Os novos videntes desenvolveram sua própria classificação de pequenos tiranos; embora o conceito seja uma de suas descobertas mais sérias e importantes, os novos videntes tinham senso de humor a esse respeito. Há uma isca de malícia em cada uma dessas classificações, pois o humor era o único meio de fazer frente à compulsão da consciência humana de elaborar listas e classificações incômodas.

Os novos videntes, de acordo com a sua prática, acharam oportuno encabeçar sua classificação com a fonte primária de energia, o único e absoluto governante do universo, e chamaram-no simplesmente de Tirano. O restante dos déspotas e autoritários foi considerado, naturalmente, infinitamente abaixo da categoria de tirano. Comparados à fonte de tudo, os homens mais assustadores e tirânicos são bufões; em conseqüência disso, foram classificados de pequenos tiranos, pinches tiranos.

Há duas subclasses de pequenos tiranos inferiores. A primeira subclasse reune os pequenos tiranos que perseguem e infligem miséria, mas sem chegar a causar a morte de ninguém. Esses foram chamados de pequenos tiraninhos, pinches tiranitos. A segunda consistia dos pequenos tiranos que são apenas desesperantes e aborrecidos ao extremo. Estes foram chamados de minúsculos tiraninhos, repinches tiranitos, ou minúsculos pequenos tiraninhos, pinches tiranitos chiquititos. Por mais que essas classificações pareçam à primeira vista ridículas, elas são excelentes segundo a classificação dos novos videntes. Os novos videntes eram terrivelmente irreverentes.

Os pequenos tiraninhos são ainda divididos em quatro categorias. Uma que atormenta com brutalidade e violência. Outra que o faz criando uma ansiedade intolerável através da desonestidade. Outra que oprime com a tristeza. E a última, que atormenta fazendo os guerreiros se enraivecerem.

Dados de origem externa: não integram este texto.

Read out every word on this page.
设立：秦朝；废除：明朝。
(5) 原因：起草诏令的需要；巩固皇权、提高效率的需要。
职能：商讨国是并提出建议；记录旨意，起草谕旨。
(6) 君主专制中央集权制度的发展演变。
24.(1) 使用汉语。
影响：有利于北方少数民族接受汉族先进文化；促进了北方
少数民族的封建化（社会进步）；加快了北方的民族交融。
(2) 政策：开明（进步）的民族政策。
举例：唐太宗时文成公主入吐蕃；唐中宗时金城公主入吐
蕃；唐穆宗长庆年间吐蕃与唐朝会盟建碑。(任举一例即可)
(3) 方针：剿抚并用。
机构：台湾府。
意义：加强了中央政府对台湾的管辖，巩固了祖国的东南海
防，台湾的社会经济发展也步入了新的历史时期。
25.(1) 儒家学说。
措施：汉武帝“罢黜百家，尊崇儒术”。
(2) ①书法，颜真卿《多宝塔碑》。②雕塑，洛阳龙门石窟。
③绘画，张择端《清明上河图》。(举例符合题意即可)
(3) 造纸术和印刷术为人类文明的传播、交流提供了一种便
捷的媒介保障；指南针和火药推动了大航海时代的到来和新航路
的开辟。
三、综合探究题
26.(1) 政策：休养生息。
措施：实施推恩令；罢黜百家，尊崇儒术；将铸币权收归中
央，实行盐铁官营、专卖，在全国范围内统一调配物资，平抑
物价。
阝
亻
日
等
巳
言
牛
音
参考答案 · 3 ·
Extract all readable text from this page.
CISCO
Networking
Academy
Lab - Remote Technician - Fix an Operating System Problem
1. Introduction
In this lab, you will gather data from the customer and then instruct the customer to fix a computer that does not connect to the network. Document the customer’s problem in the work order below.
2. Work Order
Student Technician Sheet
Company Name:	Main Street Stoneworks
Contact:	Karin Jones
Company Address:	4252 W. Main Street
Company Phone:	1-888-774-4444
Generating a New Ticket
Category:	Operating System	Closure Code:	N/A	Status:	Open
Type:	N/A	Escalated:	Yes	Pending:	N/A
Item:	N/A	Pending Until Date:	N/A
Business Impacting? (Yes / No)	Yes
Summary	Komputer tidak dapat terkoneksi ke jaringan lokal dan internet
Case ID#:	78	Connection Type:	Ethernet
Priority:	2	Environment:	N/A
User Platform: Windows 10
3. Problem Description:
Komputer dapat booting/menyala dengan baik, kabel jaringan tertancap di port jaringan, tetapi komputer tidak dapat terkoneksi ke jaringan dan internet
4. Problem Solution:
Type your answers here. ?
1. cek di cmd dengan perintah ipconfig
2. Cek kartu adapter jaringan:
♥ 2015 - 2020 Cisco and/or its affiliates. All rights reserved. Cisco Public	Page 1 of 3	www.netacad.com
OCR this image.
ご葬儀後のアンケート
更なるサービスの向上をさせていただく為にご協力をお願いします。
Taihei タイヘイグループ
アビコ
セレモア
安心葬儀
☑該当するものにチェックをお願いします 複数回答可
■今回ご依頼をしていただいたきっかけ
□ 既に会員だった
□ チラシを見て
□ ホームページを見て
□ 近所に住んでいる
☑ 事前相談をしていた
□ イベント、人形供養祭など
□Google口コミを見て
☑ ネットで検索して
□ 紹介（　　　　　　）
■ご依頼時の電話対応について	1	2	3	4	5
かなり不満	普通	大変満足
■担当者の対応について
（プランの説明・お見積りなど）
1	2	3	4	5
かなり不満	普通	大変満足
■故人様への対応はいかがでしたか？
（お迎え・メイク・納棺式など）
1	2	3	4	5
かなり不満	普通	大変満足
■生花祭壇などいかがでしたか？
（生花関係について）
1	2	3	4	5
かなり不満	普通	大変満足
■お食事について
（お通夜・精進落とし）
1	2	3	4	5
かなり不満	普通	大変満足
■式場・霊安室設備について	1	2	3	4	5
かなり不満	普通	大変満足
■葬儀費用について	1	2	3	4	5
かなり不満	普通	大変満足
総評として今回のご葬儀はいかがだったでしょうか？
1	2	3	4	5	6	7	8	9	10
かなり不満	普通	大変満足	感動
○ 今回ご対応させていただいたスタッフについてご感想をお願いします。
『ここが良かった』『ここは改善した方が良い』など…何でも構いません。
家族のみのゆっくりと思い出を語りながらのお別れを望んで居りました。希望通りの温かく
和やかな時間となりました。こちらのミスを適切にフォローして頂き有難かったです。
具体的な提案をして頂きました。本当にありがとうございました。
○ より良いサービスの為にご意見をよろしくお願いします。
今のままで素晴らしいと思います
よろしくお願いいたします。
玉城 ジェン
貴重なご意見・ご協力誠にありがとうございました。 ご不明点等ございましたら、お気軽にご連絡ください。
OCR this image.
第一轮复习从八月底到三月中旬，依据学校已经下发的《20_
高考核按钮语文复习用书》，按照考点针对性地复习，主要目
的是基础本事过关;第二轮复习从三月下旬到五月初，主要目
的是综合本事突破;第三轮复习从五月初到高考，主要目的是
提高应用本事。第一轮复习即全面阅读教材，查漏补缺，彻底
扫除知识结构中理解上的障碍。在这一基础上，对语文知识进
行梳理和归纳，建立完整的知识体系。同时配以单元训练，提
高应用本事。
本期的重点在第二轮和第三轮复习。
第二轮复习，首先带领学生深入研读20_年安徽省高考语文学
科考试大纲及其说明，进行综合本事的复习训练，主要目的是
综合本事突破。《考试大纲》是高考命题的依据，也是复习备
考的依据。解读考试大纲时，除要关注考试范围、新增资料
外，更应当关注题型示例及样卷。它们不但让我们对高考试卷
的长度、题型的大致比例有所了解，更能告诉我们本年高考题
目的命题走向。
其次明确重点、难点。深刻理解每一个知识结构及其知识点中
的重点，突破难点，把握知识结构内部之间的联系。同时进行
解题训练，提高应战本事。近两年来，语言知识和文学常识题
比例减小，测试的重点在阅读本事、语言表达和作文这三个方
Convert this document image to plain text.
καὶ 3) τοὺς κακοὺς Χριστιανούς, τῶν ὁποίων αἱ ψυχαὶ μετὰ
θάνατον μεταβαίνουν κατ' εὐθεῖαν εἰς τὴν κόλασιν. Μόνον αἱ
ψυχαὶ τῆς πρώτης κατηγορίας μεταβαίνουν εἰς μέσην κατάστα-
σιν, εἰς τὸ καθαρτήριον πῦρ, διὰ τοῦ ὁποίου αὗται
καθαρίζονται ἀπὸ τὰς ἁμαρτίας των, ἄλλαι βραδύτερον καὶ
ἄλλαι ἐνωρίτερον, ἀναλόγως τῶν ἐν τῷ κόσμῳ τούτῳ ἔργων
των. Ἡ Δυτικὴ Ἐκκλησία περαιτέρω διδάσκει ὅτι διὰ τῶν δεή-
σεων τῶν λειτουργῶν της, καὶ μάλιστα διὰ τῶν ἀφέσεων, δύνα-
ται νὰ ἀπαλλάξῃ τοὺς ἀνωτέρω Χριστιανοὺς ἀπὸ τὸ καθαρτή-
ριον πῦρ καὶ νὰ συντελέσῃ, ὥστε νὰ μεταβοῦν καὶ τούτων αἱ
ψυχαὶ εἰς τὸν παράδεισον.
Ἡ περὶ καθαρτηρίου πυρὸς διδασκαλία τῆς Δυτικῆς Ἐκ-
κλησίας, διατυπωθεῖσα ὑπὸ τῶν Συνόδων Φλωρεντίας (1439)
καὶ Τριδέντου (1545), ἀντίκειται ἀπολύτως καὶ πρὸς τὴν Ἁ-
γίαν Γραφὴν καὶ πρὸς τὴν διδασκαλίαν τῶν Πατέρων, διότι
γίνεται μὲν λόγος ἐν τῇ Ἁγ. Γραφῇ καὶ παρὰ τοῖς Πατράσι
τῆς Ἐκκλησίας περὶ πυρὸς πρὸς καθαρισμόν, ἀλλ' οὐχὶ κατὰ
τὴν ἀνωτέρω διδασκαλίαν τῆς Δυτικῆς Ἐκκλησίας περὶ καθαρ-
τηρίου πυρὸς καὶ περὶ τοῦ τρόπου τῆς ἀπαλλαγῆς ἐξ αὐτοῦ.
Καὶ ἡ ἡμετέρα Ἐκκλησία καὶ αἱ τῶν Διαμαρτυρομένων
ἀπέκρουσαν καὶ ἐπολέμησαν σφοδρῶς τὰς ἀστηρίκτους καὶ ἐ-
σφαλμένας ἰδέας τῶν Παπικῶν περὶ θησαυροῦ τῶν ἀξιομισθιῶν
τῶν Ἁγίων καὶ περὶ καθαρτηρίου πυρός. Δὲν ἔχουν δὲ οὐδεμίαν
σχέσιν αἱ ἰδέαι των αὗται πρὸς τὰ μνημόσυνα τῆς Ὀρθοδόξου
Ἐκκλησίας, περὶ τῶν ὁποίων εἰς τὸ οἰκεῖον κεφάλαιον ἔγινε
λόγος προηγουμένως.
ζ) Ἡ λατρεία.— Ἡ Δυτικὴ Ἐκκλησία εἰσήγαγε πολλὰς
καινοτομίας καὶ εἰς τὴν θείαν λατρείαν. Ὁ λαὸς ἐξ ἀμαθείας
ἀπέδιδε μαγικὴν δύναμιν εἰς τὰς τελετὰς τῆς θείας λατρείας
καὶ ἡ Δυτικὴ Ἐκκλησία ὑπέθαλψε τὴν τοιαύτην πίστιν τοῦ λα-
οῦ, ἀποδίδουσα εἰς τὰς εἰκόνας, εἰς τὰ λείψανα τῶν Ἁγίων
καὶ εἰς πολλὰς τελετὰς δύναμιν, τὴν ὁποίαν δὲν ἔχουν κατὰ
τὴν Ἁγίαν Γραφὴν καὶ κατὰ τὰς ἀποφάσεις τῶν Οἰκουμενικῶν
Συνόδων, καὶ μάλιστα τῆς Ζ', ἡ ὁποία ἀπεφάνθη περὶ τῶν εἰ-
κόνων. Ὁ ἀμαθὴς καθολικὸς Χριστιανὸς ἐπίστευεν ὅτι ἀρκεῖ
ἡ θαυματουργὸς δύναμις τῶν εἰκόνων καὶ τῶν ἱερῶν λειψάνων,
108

Os novos videntes conceberam uma manobra mortal, na qual o pequeno tirano é como um pico montanhoso e os atributos do guerreiro são como alpinistas que se encontram no topo.

Normalmente, apenas quatro atributos são usados. O quinto, a vontade, é sempre reservado para uma confrontação extrema, quando os guerreiros estão diante do esquadrão de fuzilamento, por assim dizer. A vontade pertence à outra esfera, o desconhecido. Os outros quatro pertencem ao conhecido, exatamente onde estão alojados os pequenos tiranos.

O que transforma os seres humanos em tiranos é precisamente a manipulação obsessiva do conhecido.

Uma das maiores conquistas dos videntes da Conquista é um conceito chamado de progressão de três fases. Compreendendo a natureza do homem, eles foram capazes de chegar à incontestável conclusão de que, se os videntes conseguem manter-se inteiros ao defrontar-se com pequenos tiranos, podem certamente encarar o desconhecido com impunidade, e então podem suportar até mesmo a presença do incognoscível. Um homem comum pode pensar que a ordem dessa afirmação deveria ser invertida. O vidente que pode permanecer inteiro em face do desconhecido pode certamente encarar pequenos tiranos. Mas não é assim. O que destruiu videntes soberbos dos tempos antigos foi essa presunção. Agora, já se sabe.

Sabe-se que nada pode temperar tanto o espírito de um guerreiro quanto o desafio de lidar com pessoas intoleráveis em posições de poder. Apenas sob essas condições podem os guerreiros adquirir sobriedade e serenidade para suportar a pressão do incognoscível.

Os novos videntes compreenderam que existem quatro passos no caminho do conhecimento: O primeiro passo é a decisão de tornar-se aprendiz. Depois que os aprendizes mudam sua visão sobre si mesmos e sobre o mundo dão o segundo passo e tornam-se guerreiros, ou seja, seres capazes de extrema disciplina e autocontrole. O terceiro passo, depois de adquirirem paciência e senso de oportunidade, é tornar-se um homem de conhecimento. Quando homens de conhecimento aprendem a ver, dão o quarto passo, tornando-se videntes.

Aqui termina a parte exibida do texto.